The report, “The Mental and Emotional Well-Being of Children: A Portrait of States and the Nation 2007,” identified seven emotional, behavioral, or developmental conditions: depression, anxiety, Attention Deficit Disorder/Attention Deficit Hyperactivity Disorder, conduct disorders, autism spectrum disorders, developmental delay and Tourette Syndrome. Children with these conditions can benefit from a variety of therapies including counseling and medication.

In addition in the last five years with the mandate of the Affordable Care Act, there has been increased emphasis on the importance of integrated behavioral health. Behavioral health and physical health are inter-related; providing behavioral health care in a primary medical care setting can reduce stigma and discrimination, be cost effective and lead to improved patient outcomes. (http://www.hrsa.gov/publichealth/clinical/BehavioralHealth/index.html)

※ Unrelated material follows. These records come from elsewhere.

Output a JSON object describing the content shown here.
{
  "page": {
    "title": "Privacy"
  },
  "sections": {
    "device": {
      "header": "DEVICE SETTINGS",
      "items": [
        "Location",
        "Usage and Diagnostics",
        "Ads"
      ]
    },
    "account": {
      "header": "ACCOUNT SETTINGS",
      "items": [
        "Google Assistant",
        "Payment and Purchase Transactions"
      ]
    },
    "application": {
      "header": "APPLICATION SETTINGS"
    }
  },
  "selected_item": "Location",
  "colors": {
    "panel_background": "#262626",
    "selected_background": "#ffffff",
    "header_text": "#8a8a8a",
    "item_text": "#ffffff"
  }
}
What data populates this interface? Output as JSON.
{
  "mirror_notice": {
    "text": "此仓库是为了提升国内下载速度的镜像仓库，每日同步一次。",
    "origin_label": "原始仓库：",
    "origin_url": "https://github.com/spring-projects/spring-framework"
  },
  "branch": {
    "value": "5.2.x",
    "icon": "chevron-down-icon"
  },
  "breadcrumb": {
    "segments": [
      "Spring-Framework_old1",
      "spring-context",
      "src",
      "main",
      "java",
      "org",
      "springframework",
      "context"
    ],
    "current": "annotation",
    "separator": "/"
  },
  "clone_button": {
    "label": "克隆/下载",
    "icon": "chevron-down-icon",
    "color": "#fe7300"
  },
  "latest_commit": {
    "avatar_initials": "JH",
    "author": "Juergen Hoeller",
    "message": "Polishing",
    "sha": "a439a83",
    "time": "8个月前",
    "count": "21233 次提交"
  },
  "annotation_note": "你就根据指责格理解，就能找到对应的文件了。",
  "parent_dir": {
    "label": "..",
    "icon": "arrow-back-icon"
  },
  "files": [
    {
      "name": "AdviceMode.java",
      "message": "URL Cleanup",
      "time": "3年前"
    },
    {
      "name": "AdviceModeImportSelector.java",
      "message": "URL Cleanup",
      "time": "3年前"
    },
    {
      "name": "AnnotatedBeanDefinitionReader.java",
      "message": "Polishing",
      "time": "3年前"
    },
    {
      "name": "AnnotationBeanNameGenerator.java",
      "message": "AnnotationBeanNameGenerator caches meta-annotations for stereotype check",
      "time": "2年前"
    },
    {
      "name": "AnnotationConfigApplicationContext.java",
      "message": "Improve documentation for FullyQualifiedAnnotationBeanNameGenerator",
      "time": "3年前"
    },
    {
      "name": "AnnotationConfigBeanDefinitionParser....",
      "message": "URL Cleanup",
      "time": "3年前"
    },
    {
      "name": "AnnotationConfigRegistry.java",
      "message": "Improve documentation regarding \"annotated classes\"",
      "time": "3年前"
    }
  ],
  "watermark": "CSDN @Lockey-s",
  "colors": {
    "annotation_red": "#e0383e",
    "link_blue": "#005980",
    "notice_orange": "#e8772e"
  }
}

This year we will have two cutting edge modules to address these issues: one specifically on BHI and a second on risk factors to development.

This conference will address many of these gaps.

Objectives

Through lectures and question and answer sessions, participants at the conclusion of this conference will be able to:

• Describe the latest clinical information on developmental and behavioral issues in children and families
• Identify such problems in their practice and work settings
• Choose and provide appropriate treatment for such issues

 

Target Audience

Primary care physicians, pediatricians, pediatric nurse practitioners, nurses, child mental health professionals, physician assistants and family nurse practitioners.

Faculty Disclosure

Boston University School of Medicine asks all individuals involved in the development and presentation of Continuing Medical Education (CME) and Continuing Nursing Education (CNE) activities to disclose all relevant financial relationships with commercial interests. This information is disclosed to CME activity participants prior to the start of the educational activity. Boston University School of Medicine has procedures to resolve all conflicts of interest. In addition, faculty members are asked to disclose when any unapproved use of pharmaceuticals and devices is being discussed.